A festschrift was prepared in his honour, entitled The Dharma of Jesus.

==Writings==
- The Formula Quotations in the Infancy Narrative of Matthew: An Enquiry into the Tradition History of Matthew 1-2 (Analecta Biblica, 63), Rome: Biblical Institute, 1976.
- Biblical Themes for a Contextual Theology Today (edited with an Introduction by Isaac Padinjarekuttu), Pune: Jnana Deepa, Institute of Philosophy and Religion, 1999.
- A Biblical Theology for India (edited with an Introduction by Scaria Kuthirakkattel, SVD), Pune: Jnana Deepa, Institute of Philosophy and Religion, 1999.
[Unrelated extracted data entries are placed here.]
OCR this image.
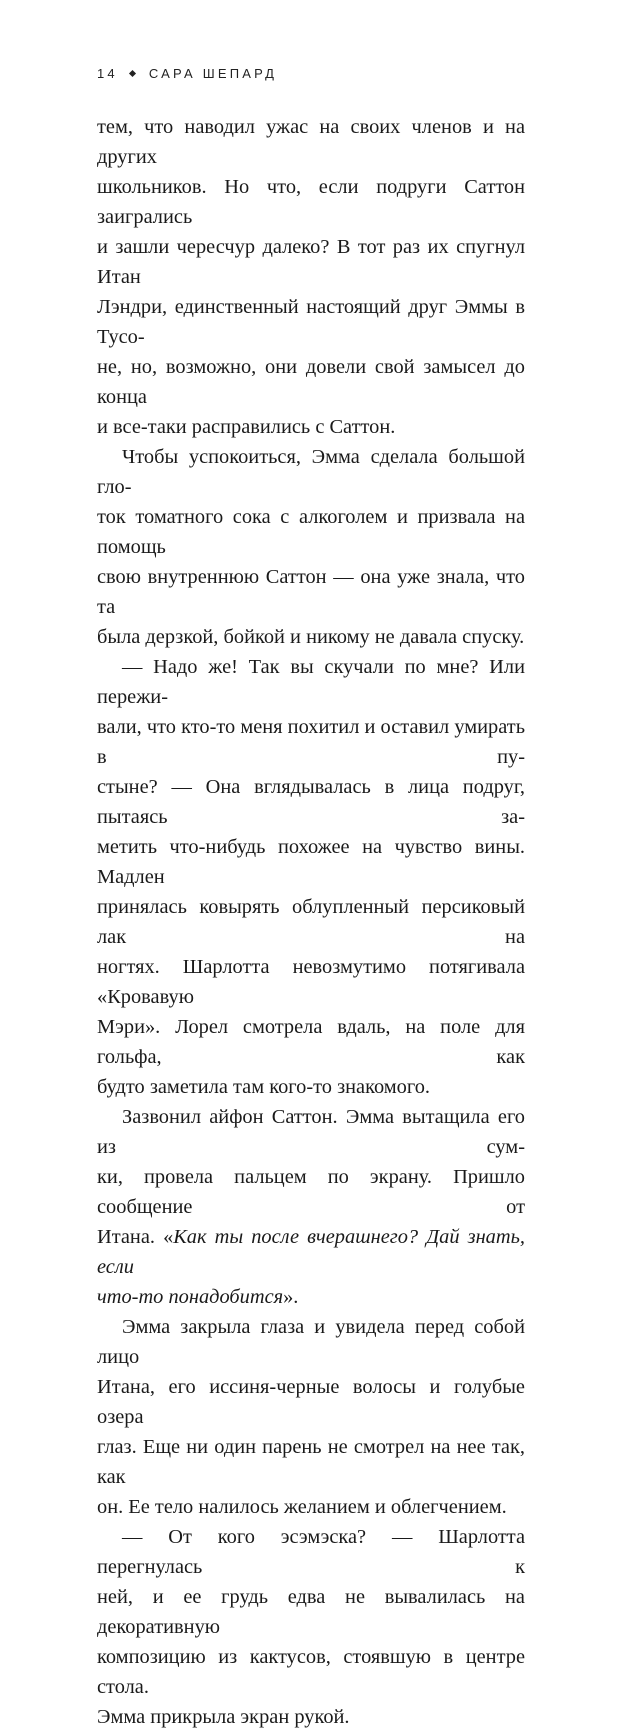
14 САРА ШЕПАРД

тем, что наводил ужас на своих членов и на других

школьников. Но что, если подруги Саттон заигрались

и зашли чересчур далеко? В тот раз их спугнул Итан

Лэндри, единственный настоящий друг Эммы в Тусо-

не, но, возможно, они довели свой замысел до конца

и все-таки расправились с Саттон.

Чтобы успокоиться, Эмма сделала большой гло-

ток томатного сока с алкоголем и призвала на помощь

свою внутреннюю Саттон — она уже знала, что та

была дерзкой, бойкой и никому не давала спуску.

— Надо же! Так вы скучали по мне? Или пережи-

вали, что кто-то меня похитил и оставил умирать в пу-

стыне? — Она вглядывалась в лица подруг, пытаясь за-

метить что-нибудь похожее на чувство вины. Мадлен

принялась ковырять облупленный персиковый лак на

ногтях. Шарлотта невозмутимо потягивала «Кровавую

Мэри». Лорел смотрела вдаль, на поле для гольфа, как

будто заметила там кого-то знакомого.

Зазвонил айфон Саттон. Эмма вытащила его из сум-

ки, провела пальцем по экрану. Пришло сообщение от

Итана. «Как ты после вчерашнего? Дай знать, если

что-то понадобится».

Эмма закрыла глаза и увидела перед собой лицо

Итана, его иссиня-черные волосы и голубые озера

глаз. Еще ни один парень не смотрел на нее так, как

он. Ее тело налилось желанием и облегчением.

— От кого эсэмэска? — Шарлотта перегнулась к

ней, и ее грудь едва не вывалилась на декоративную

композицию из кактусов, стоявшую в центре стола.

Эмма прикрыла экран рукой.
- Biblical Spirituality of Liberative Action (edited with an Introduction by Scaria Kuthirakkattel, SVD), Pune: Jnana Deepa, Institute of Philosophy and Religion, 2003.
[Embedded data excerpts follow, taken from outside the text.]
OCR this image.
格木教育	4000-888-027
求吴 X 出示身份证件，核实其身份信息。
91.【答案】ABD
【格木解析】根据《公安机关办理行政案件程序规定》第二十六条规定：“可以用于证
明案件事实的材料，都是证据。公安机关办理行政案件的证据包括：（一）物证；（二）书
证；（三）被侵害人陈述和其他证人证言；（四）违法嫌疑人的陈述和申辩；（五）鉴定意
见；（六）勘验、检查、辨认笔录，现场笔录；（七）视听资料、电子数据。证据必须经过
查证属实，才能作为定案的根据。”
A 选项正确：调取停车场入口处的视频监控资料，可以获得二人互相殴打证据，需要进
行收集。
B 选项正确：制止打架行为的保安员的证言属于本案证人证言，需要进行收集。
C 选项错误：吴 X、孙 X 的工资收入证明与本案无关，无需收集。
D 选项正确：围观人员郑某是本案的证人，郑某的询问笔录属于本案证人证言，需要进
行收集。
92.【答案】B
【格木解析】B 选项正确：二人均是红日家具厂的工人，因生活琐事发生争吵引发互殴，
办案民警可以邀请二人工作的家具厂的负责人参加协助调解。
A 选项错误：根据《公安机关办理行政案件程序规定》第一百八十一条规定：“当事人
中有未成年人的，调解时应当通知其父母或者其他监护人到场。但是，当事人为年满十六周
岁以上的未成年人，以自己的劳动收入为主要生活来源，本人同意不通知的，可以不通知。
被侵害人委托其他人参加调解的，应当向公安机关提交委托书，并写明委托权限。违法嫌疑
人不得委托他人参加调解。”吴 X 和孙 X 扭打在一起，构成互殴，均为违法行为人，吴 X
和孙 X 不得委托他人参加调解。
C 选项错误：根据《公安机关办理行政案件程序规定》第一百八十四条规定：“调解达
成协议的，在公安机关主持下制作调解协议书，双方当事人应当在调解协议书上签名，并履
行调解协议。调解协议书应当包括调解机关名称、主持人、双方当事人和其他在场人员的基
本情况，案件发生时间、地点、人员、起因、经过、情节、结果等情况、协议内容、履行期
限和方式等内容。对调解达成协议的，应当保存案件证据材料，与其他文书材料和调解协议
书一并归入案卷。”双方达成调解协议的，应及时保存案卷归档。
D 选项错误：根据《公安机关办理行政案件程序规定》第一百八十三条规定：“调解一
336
- Theology of Liberation: An Indian Biblical Perspective (edited with an Introduction by Francis X. D’Sa, S. J.), Pune: Jnana Deepa, Institute of Philosophy and Religion, 2001.

The four Collected Works are as follows:
- CWG 1: Soares-Prabhu, George M. (1999). Biblical Themes for a Contextual Theology Today, Collected Writings of George M. Soares-Prabhu, S.J., Vol.1.Padinjarekuttu, Isaac (ed.) Pune: Jnana-Deepa Vidyapeeth Theology Series.
- CWG 2: Soares-Prabhu, George M. (1999). Biblical Theology for India, Collected Writings of George M. Soares-Prabhu, S.J., Vol.2, Kuthirakkattel, Scaria (ed.), Pune: Jnana-Deepa Vidyapeeth Theology Series.
- CWG 3: Soares-Prabhu, George M. (2003). Biblical Spirituality of Liberative Action, Collected Writings of George M. Soares-Prabhu, S.J., Vol.3. Kuthirakkattel, Scaria. (ed.), Pune: Jnana-Deepa Vidyapeeth Theology Series.
- CWG 4: Soares-Prabhu, George M. (2001). Theology of Liberation: An Indian Biblical Perspective, Collected Writings of George M. Soares-Prabhu, S.J., *Vol.4. D’Sa, Francis X. (ed.). Pune. Jnana-Deepa Vidyapeeth Theology Series.